In her new sequence “Expats,” premiering Friday on Amazon Prime Video, Kidman as soon as once more emotionally jumps off a cliff. At the middle of “Expats” are three girls, performed by Kidman, Ji-young Yoo and Sarayu Blue, who’re every expatriates residing in Hong Kong. Their lives are all altered when the younger son of Kidman’s character, Margaret, goes lacking.
Lulu Wang ( “The Farewell” ) directed and was the showrunner of the six-episode sequence, filmed on location in Hong Kong.
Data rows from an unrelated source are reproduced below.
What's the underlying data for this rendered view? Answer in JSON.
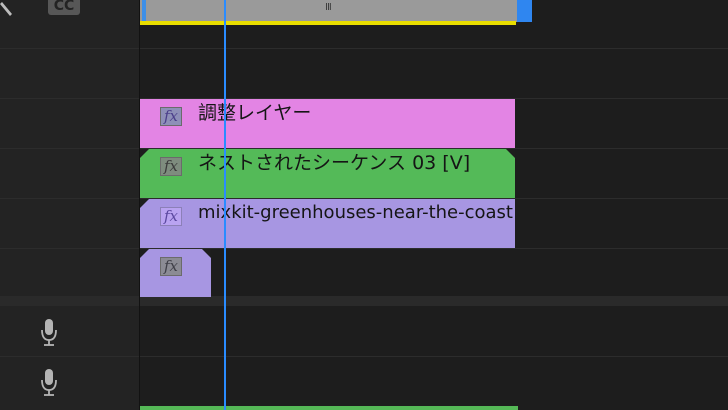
{
  "header": {
    "cc_label": "CC",
    "wrench_icon": "wrench-icon",
    "mic_icon": "microphone-icon"
  },
  "top_clip": {
    "grip_label": "III",
    "colors": {
      "body": "#9a9a9a",
      "underline": "#e9de00",
      "edge": "#2f86f0"
    }
  },
  "clips": [
    {
      "name": "調整レイヤー",
      "color": "#e384e4",
      "fx_label": "fx"
    },
    {
      "name": "ネストされたシーケンス 03 [V]",
      "color": "#54ba58",
      "fx_label": "fx"
    },
    {
      "name": "mixkit-greenhouses-near-the-coast",
      "color": "#a796e2",
      "fx_label": "fx"
    },
    {
      "name": "",
      "color": "#a796e2",
      "fx_label": "fx"
    }
  ],
  "playhead_color": "#2a8cff"
}
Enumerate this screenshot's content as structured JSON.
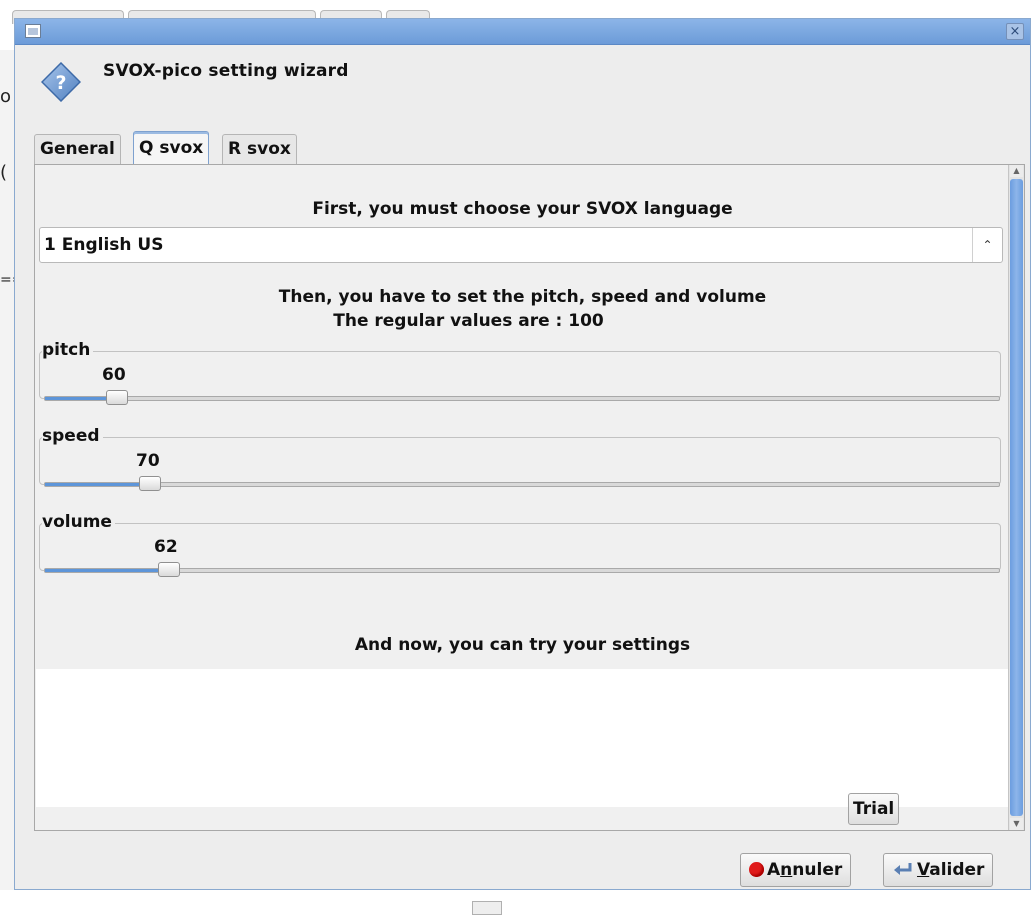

“When Nicole came to me, to make the series, I just felt like she was meeting me at the height of the success of ‘The Farewell.’ But people who know me from childhood know we were immigrants (from China),” Wang says. “I felt like the series had to represent that aspect of my life, like, yes, I’m an American expat in certain contexts, but in another context, I’m a Chinese immigrant. I wanted to really challenge this idea of a bubble that expats have.”
An concept that Wang had was to make the fifth episode some 90 minutes and deal with the home staff, expats themselves and tasked with protecting different girls’s households working.
“Imagine you’ve just met Nicole Kidman and you’re like, ‘Hey, I’ve got this idea for an episode and you’re in the background. What do you think about it?’” Wang laughs.
An govt producer, Kidman wasn’t simply receptive to Wang’s ideas and concepts — they spoke to a real profession ardour, championing others.
“What I want to do at this point in my life and career is support women like this and support the new visionaries and auteurs that are coming up and try to create paths for them,” Kidman says.
“I had never worked with a writer’s room before,” Wang says. “It’s a very sort of solitary task to write usually. Here it was a room of women, helping to develop the story.”
One of these writers on the present was Janice Y. Ok. Lee, whose novel “The Expatriates” impressed the sequence.
“She was so not precious about the book. And the reason, honestly, I wanted her in the room was so that we couldn’t mess things up and so that she would be involved in the process,” Wang explains. “You can’t get higher analysis than having the one who skilled it and wrote it within the room. … We would at all times reference the guide and quote it again to her, and he or she was at all times fairly embarrassed.”
In addition to the ladies in entrance of and behind the digital camera, Kidman is completely satisfied to share her highlight with Brian Tee, who performs her husband.
“I’m so happy he’s gotten the chance to do this and to act opposite him,” she says, including that, as on-screen spouses, they have been bonded by trauma.
“We really helped each other. We were very much each other’s best friend and support system. And because we’re playing a married couple whose child is missing, we’re doing that together,” she says.
To go to these emotional locations as Margaret “was harrowing at times,” admits Kidman, who says she needed to lose herself within the second. “It’s an exploration. … It’s like, put me in the place, put me in the scene, and let’s go off to the objective and whatever comes through will come through.”
Associated Press journalist John Carucci contributed to this story from New York.